Q1: Do you think that bee venom could be a successful treatment of breast cancer?

"Drugs developed from natural products—honeybee venom would usually be thought of as a natural product—have been used to treat different cancers for many years. Cytotoxic drugs (drugs that kill cells) used to treat aggressive breast cancers and that have a natural product origin include vinblastine (Velban), originally derived from the Madagascar periwinkle plant Catharanthus roseus, and paclitaxel (Taxol), originally isolated from the Pacific yew tree Taxus brevifolia. So, there is a long and successful history of translating natural products into effective anticancer drugs. The honeybee venom paper included some data with the cytotoxic drug paclitaxel.

"For this work, there is a body of prior studies of honeybee venom from other labs and in breast and other cancers that also report anticancer activity, which is a strength. It means that it's not one a 'one-off' report, but sits within a context of studies that also report broadly similar findings. As I see it, what was reported here that is different from this earlier work is that some breast cancer subtypes may be more sensitive than others to the venom. There are three major subtypes: hormone receptor positive, HER2+, and triple negative (TNBC). Activity in TNBC is important, because TNBC lacks the estrogen and progesterone hormone receptors and HER2—hence triple negative—so it has no approved targeted therapy and has a poor 5-year survival rate. The venom would not be a targeted therapy. In principle, it would probably be another form of chemotherapy— technically it would be the use of a chemical, the venom peptide, used as a drug. We really do need new options for patients who receive a TNBC diagnosis, so the activity reported is timely and relevant.

"The data showing activity in TNBC cells growing in mice are the best indicator from the paper that there is potential for development and that additional studies are warranted. Predicting whether or not it will ultimately become a new therapy option is hard at this point in the research, largely because many drugs that show promise fail in the translation from mice to humans or at other stages in the drug discovery and development pipeline—for many different reasons that would not be predictable from the paper.

Q2: Do you have any concerns about the research?

"This research seems to have been nicely done, and the results are clearly presented. Given the other work and the broadly similar reports of activity against cancer cells, it's also very likely reproducible. There are always limitations to consider, and this research is no exception to that rule. The use of normal breast cells doesn't really help in assessing toxicity or safety—effects in the breast epithelium is not an established driver of toxicity in patients. I would have liked more clarity from the authors on if they found evidence of toxicity in the mouse study; e.g., a simple but useful measure is change in body weight where a loss of weight indicates toxicity. So, safety isn't clear from the work presented, but it may be presented in other studies. The authors don't seem to stretch too far beyond their results in their claims; they note the potential of the venom to be useful in the future and that further work is required, which I agree is the case here."

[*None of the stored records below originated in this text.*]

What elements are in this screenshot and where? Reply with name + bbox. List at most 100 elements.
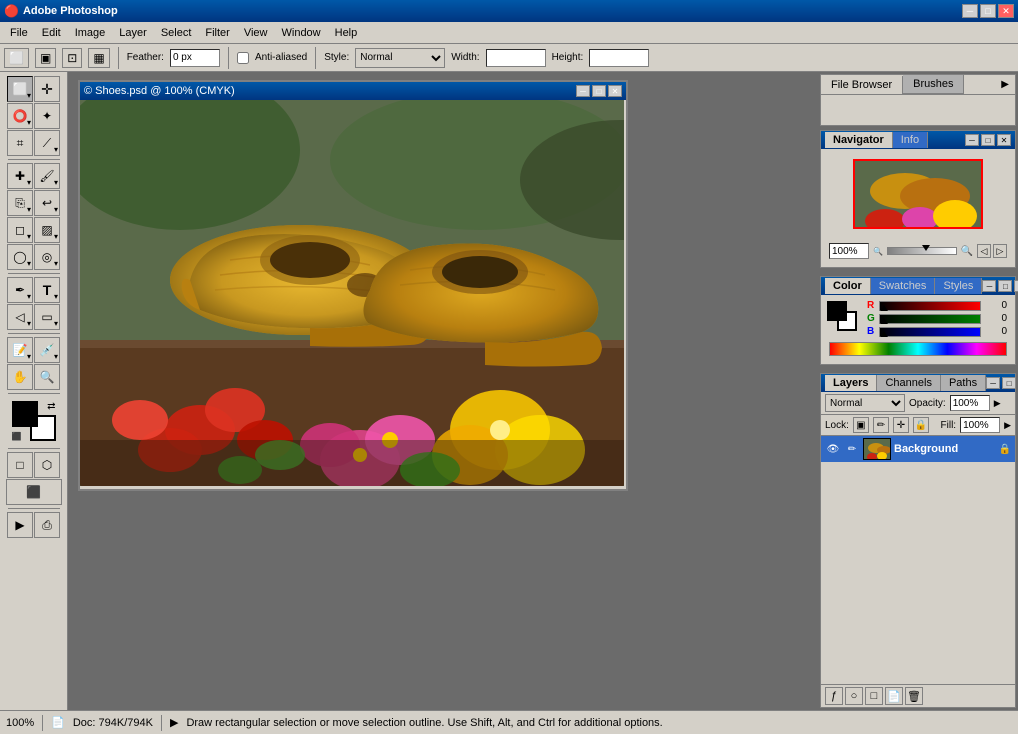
menu-help[interactable]: Help: [329, 25, 364, 41]
stamp-tool[interactable]: ⎘ ▾: [7, 190, 33, 216]
default-colors-icon[interactable]: ⬛: [12, 432, 22, 441]
tool-options-btn4[interactable]: ▦: [88, 48, 109, 68]
close-button[interactable]: ✕: [998, 4, 1014, 18]
dodge-tool[interactable]: ◯ ▾: [7, 244, 33, 270]
layer-edit-icon[interactable]: ✏: [844, 441, 860, 457]
image-ready-icon: ▶: [15, 518, 24, 532]
info-tab[interactable]: Info: [893, 132, 928, 148]
menu-layer[interactable]: Layer: [113, 25, 153, 41]
navigator-tab[interactable]: Navigator: [825, 132, 893, 148]
maximize-button[interactable]: □: [980, 4, 996, 18]
shape-tool[interactable]: ▭ ▾: [34, 304, 60, 330]
style-select[interactable]: Normal Fixed Ratio Fixed Size: [355, 48, 445, 68]
screen-mode-btn1[interactable]: ⬛: [6, 479, 62, 505]
color-spectrum[interactable]: [829, 342, 1007, 356]
b-slider[interactable]: [879, 327, 981, 337]
gradient-tool[interactable]: ▨ ▾: [34, 217, 60, 243]
heal-tool[interactable]: ✚ ▾: [7, 163, 33, 189]
layers-minimize-btn[interactable]: ─: [986, 377, 1000, 389]
panel-menu-icon[interactable]: ▶: [995, 76, 1015, 93]
paths-tab[interactable]: Paths: [941, 375, 986, 391]
doc-minimize-button[interactable]: ─: [576, 85, 590, 97]
color-close-btn[interactable]: ✕: [1014, 280, 1018, 292]
menu-filter[interactable]: Filter: [199, 25, 235, 41]
layer-visibility-icon[interactable]: 👁: [825, 441, 841, 457]
selection-tool[interactable]: ◁ ▾: [7, 304, 33, 330]
brush-tool[interactable]: 🖌 ▾: [34, 163, 60, 189]
color-fg-swatch[interactable]: [827, 301, 847, 321]
doc-maximize-button[interactable]: □: [592, 85, 606, 97]
width-input[interactable]: [486, 49, 546, 67]
layers-maximize-btn[interactable]: □: [1002, 377, 1016, 389]
fill-input[interactable]: [960, 417, 1000, 433]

Q3: Do you think, if the studies are successful, it will remove the need for other therapies like chemotherapy and radiotherapy?

"It is generally accepted that many anticancer drugs are most effective when given in combination with others, and the best activity of the venom was when it was combined with the cytotoxic drug paclitaxel. So, it will probably not remove the need for other types of treatment like chemo or radiotherapy and could end up being given with paclitaxel. If it proved better, so safer, with less toxicity for patients, and better anticancer activity, it could come to replace some existing drugs in current chemotherapy regimens."